An easy-to-follow fried rice recipe that guarantees fluffy rice every time. Enjoy surprising deliciousness at home with fluffy eggs and store-bought char siu. Packed with tips to avoid failure.
Ingredients
Main Ingredients (2 servings)
- Rice 1 go (approx. 150g or 1 cup)
- Eggs 2
- Green Onion 20cm
- Char Siu (Chinese BBQ Pork) 70g
- Ginger 3g
- Scallions 1 stalk
Seasonings
- [A] Soy Sauce 1 tsp
- [A] Oyster Sauce 1 tsp
- [A] Chicken Bouillon Powder 1 tsp
- [A] Sugar 1/4 tsp
- Salt and Pepper to taste
- Vegetable Oil 1.5 tbsp
Steps
- Wash 1 go (approx. 150g or 1 cup) of white rice and place it in the rice cooker. Add water up to the 1-cup line.
- Remove about 1 tbsp of water from the rice cooker. This is the key! Cooking the rice slightly firmer will result in fluffy fried rice that isn't mushy when stir-fried.
- Cook the rice as usual.
- Spread the cooked rice onto a tray and let it cool to room temperature. Let it sit for about 10 minutes. This is the key! Using rice that has cooled down after cooking makes it easier to break apart and leads to fluffier results. It's easier to mix than cold rice and prevents overcooking.

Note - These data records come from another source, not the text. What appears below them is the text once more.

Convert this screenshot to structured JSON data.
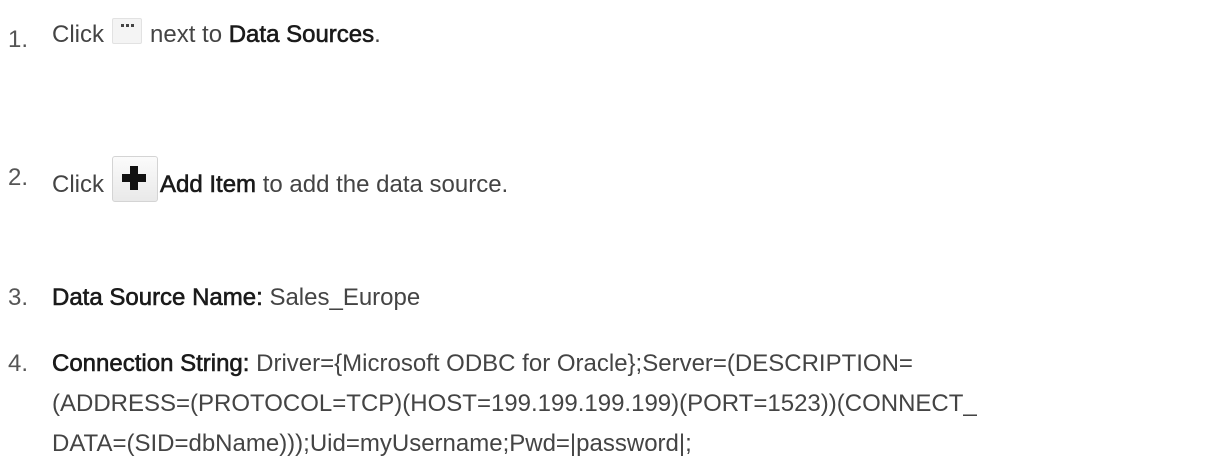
{
  "steps": [
    {
      "number": "1.",
      "click": "Click",
      "icon": "more-options-icon",
      "middle": "next to",
      "target": "Data Sources",
      "end": "."
    },
    {
      "number": "2.",
      "click": "Click",
      "icon": "add-plus-icon",
      "target": "Add Item",
      "end": "to add the data source."
    },
    {
      "number": "3.",
      "label": "Data Source Name:",
      "value": "Sales_Europe"
    },
    {
      "number": "4.",
      "label": "Connection String:",
      "value_lines": [
        "Driver={Microsoft ODBC for Oracle};Server=(DESCRIPTION=",
        "(ADDRESS=(PROTOCOL=TCP)(HOST=199.199.199.199)(PORT=1523))(CONNECT_",
        "DATA=(SID=dbName)));Uid=myUsername;Pwd=|password|;"
      ]
    }
  ]
}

- Finely chop 20cm of Green Onion.
- Peel 3g of Ginger and finely mince it.
- Cut off the roots of 1 Scallion and slice it into small pieces.
- Cut 70g of Char Siu into 1cm cubes and break them apart.
- Crack 2 eggs into a bowl and whisk them well.
- Heat 1.5 tbsp of Vegetable Oil in a frying pan over medium heat for 20-30 seconds.
- Pour the whisked eggs into the heated pan all at once. Increase the heat to high, stir vigorously, and cook until half-cooked. Then, remove the eggs to a plate. This is the key! Removing the eggs when they are half-cooked preserves their fluffy texture.
- In the same frying pan with the remaining oil, sauté the minced Ginger over medium heat until fragrant. Be careful not to burn it.
- Once fragrant, add the minced Green Onion, sprinkle with a little Salt and Pepper, and stir-fry for about 30 seconds.
- When the Green Onion has softened, add the broken-apart Char Siu and stir-fry for about 30 seconds.
- Add the cooled rice and stir-fry over medium heat for 1 to 1.5 minutes, breaking it apart as you stir, until it becomes fluffy. This is the key! If the rice doesn't become fluffy, increase the heat.
- Once the rice is fluffy, return the half-cooked eggs to the pan. Break up the eggs and mix them with the rice.
- Once everything is well combined, add 1/4 tsp of Sugar, 1 tsp of Chicken Bouillon Powder, 1 tsp of Soy Sauce, and 1 tsp of Oyster Sauce, and stir-fry.
- Increase the heat to medium-high and stir-fry, allowing the moisture to evaporate. This is the key! After adding the seasonings, stir-fry over medium-high heat to evaporate moisture, which will make it fluffy. Be careful not to overcook, as it will become mushy.
- Taste and adjust seasoning with Salt and Pepper if necessary. Turn off the heat.
- Plate the fried rice and garnish with Scallions to finish. Enjoy!